プルーフ・オブ・マイ・ライフ
監督:ジョン・マッデン
出演:グウィネス・パルトロー/アンソニー・ホプキンス/ジェイク・ギレンホール/ホープ・デイヴィス/ゲイリー・ヒューストン/コリン・スティントン/ローシャン・セス/リーランド・バーネット
30点満点中17点=監4/話3/出4/芸3/技3
【証をください】
シカゴで暮らすキャサリン。彼女の父は、若い頃に数々の功績を残し、天才数学者として名を馳せたロバート。だが晩年は精神を病み、キャサリンは5年間に渡ってロバートの面倒を見続けてきた。父の急死後、自らも数学の才能を秘めるキャサリンは「自分も狂ってしまうのでは」と怯える。
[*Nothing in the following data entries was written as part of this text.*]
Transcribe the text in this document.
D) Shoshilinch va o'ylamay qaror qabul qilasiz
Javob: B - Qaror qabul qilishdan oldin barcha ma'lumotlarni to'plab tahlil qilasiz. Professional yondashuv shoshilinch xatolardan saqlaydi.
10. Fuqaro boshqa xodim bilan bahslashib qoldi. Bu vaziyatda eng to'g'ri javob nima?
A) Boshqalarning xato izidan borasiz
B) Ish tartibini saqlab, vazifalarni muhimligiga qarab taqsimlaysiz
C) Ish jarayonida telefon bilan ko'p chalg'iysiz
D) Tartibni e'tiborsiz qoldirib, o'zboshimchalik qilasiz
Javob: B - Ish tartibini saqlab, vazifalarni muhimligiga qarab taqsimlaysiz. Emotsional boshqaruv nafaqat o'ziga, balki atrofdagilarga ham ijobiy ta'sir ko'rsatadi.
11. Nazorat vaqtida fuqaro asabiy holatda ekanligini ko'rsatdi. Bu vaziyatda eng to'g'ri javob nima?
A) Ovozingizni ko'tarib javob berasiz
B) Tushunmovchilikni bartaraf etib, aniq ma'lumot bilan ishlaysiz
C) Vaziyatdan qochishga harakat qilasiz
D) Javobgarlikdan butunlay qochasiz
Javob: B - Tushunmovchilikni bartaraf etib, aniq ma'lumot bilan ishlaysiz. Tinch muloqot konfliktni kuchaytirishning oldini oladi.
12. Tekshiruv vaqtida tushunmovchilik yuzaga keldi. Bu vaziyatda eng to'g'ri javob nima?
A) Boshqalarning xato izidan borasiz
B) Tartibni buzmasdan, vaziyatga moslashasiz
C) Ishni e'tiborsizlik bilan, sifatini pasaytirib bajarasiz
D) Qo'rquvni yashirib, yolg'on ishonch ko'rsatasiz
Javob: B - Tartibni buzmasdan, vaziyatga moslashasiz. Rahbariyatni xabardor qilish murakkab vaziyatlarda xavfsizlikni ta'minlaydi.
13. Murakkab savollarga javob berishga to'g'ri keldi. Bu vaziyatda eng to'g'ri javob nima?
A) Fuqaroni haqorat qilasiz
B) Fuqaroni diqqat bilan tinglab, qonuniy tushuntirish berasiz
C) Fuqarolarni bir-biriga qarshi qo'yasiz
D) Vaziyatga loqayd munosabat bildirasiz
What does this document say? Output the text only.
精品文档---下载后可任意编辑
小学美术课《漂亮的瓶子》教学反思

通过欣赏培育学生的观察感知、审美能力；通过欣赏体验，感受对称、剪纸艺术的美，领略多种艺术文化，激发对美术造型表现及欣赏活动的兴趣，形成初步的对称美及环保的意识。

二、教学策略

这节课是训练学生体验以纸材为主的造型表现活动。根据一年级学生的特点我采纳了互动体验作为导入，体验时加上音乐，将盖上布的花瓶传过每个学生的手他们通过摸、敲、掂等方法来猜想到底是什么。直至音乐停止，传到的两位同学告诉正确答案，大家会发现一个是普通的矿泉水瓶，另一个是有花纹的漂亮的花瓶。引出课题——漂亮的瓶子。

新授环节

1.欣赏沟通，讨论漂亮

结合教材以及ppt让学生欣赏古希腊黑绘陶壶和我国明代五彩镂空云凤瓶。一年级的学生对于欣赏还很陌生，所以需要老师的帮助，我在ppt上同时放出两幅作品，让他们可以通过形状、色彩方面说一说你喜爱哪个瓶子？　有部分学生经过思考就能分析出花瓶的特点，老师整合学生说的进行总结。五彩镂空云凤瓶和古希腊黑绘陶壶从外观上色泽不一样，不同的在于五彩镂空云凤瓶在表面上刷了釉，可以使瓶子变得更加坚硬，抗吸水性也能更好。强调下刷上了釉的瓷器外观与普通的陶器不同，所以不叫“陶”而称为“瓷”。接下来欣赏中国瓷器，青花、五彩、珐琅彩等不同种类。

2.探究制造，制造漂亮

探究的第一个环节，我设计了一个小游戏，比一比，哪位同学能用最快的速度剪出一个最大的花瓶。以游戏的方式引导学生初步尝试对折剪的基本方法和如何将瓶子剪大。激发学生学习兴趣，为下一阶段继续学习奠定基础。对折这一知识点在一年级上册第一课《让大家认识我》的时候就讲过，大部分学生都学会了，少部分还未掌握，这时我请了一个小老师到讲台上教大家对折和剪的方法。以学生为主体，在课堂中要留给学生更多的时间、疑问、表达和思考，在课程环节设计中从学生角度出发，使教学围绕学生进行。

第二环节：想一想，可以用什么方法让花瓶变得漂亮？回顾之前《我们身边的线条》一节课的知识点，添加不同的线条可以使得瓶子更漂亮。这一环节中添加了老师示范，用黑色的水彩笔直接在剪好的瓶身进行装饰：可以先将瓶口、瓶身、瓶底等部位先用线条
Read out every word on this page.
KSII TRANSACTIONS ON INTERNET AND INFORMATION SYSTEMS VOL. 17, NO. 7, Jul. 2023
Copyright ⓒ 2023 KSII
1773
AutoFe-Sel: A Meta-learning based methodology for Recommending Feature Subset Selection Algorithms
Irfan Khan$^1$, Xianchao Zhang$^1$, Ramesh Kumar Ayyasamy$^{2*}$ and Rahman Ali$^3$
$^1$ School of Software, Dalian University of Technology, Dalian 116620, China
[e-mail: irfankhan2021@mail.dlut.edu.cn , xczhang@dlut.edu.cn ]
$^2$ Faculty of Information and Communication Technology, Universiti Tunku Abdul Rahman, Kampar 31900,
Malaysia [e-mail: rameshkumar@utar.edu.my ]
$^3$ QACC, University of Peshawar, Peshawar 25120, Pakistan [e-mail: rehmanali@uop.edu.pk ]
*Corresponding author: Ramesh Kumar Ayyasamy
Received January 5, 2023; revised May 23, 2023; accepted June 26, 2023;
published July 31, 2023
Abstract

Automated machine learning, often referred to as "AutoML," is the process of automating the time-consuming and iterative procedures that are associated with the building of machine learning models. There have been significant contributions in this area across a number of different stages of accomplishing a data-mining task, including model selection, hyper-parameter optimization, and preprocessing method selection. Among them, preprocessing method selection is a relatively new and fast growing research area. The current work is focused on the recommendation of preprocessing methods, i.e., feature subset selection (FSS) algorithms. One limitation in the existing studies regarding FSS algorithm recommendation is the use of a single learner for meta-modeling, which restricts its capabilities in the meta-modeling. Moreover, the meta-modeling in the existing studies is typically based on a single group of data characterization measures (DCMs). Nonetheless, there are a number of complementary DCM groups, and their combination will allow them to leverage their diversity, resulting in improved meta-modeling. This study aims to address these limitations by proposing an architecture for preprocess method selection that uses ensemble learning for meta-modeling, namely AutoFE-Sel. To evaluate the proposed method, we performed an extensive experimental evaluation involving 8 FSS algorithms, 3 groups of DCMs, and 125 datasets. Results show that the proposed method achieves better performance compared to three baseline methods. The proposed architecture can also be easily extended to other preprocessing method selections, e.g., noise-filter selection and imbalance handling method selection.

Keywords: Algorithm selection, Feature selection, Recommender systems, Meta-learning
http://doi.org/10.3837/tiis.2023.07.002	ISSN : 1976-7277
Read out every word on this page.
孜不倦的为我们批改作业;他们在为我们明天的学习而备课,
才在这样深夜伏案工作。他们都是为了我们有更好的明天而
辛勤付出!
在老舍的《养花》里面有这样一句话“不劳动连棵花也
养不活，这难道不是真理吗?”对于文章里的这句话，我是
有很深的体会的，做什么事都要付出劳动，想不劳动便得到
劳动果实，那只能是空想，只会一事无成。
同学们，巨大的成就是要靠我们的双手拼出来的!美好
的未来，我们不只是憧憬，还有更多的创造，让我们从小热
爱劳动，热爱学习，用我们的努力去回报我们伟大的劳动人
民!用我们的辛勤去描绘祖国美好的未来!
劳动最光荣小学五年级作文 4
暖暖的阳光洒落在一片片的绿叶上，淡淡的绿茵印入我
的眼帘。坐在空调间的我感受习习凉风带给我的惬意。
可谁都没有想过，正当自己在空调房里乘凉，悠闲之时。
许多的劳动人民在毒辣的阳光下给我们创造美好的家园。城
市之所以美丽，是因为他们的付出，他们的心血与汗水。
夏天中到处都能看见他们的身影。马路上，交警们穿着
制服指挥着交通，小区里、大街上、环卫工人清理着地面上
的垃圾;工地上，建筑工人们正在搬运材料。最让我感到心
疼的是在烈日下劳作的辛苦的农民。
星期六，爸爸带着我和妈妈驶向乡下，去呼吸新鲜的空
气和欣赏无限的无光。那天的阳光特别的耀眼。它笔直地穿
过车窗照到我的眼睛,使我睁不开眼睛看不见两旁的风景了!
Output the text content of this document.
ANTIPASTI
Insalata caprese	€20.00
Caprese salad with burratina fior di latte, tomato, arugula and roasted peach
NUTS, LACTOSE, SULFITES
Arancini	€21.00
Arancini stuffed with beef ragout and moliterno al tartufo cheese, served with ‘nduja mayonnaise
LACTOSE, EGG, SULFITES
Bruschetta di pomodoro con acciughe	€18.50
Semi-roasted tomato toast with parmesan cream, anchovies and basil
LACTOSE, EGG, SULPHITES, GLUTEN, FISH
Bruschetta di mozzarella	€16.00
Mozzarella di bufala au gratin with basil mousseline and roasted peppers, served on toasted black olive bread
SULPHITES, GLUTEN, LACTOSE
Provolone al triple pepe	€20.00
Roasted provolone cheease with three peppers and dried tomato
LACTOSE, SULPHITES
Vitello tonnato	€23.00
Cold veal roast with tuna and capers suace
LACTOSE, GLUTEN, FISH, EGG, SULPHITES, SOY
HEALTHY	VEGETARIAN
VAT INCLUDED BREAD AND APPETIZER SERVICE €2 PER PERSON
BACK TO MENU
それまで反りの合わなかった姉クレアはいっしょにNYで暮らそうとキャサリンを気遣い、父の教え子ハルからは愛を告白されるのだが……。
(2005年 アメリカ)
【自分がここにいる証】
原作は舞台劇。そのせいか会話メインでストーリーは進むが、映像的・映画的な工夫もいくつか凝らされている。
やや解像度と感度の低いザラついた画質が、キャサリンの焦燥と寂寥感とを浮かび上がらせる。別の場所の音を画面に乗っけることで、時空の連続性や世界の広がりを表現し、「いまこの場所にいるその人」というものを観る者に意識させる。
生ける屍が肉親を喰らう『ナイト・オブ・ザ・リビング・デッド』を狂ったロバートが観ているのも象徴的だし、“閃いた瞬間”を見事に、けれどさりげなく形にしてしまった点も鮮やかだ。
そうした作りの中で描かれるのは、原題『Proof』や邦題が示すように、自己の存在証明の難しさだ。
父親の亡霊や奇妙な曲『虚数』によってまず印象づけられるのは、あってはならないものがあり、あるべきものがない、不確かな世界。そこで「私がここにいる意味」「いまこの場所にいていい理由」を見つけ出すのは、なるほど困難なことかも知れない。
一応は天才数学者ならではの困惑=持てる者の恐怖を前面に出しているものの、あのノートはある意味でマクガフィン、自己の存在証明という底なし沼にハマる可能性は誰しもが抱えているはずだ。
たとえば姉クレアにとっては、メモを取り「TO DO」を1つずつ消化していくことや、「家族が住む家を守るため、家族と会わずに働いているというエクスキューズ」で自分を支える(あるいは自分で自分を誤魔化し正当化する)ことが、存在証明。
ハルもまた、己の能力の低さを自覚し、進むべき道への折り合いに悩み、けれど自分ができる精一杯の範囲で行動することによって、キャサリンにとっての特別な存在になろうとする。
キャサリンは自身の存在証明がやがて「もう世の中にいなくていい」という通牒につながることを不安に感じているようだが、それは必ずしも持てる者特有の恐れではなく、役目を終えた会社員や体力の衰えたスポーツ選手にも通ずるものではないか。何かを成し遂げるのと引き換えに生活を破綻させてしまうことなんて、よくある話だろう。
意外と重要なのは、キャサリンが自棄になって911にダイヤルした後、警官が来る場面をきっちり盛り込んだことなんじゃないかと思う。
そう、この世界では、1つの行為に対して何がしかのリアクションが起こるものなのだ。誰も“個”としてのみ存在しているわけじゃない。そこかしこで誰かと、見えない糸でつながっていて、それこそが「私がここにいる意味」となり「いまこの場所にいていい理由」となる。人との関わりの中で自分という存在は築かれる。
誰かとの信頼関係、誰かに注ぎ注がれる愛、誰かと積み重ねた時間……。それらが「自分がここにいる証」となることに、最後にはキャサリンも気づいたようだ。
そうした生きるうえでの真理を、ひんやりとした空気感の中で、グウィネス・パルトロー、アンソニー・ホプキンス、ジェイク・ギレンホール、ホープ・デイヴィスの4人の演技派が、熱とともに動くことで伝える、理知的ながらホットな映画である。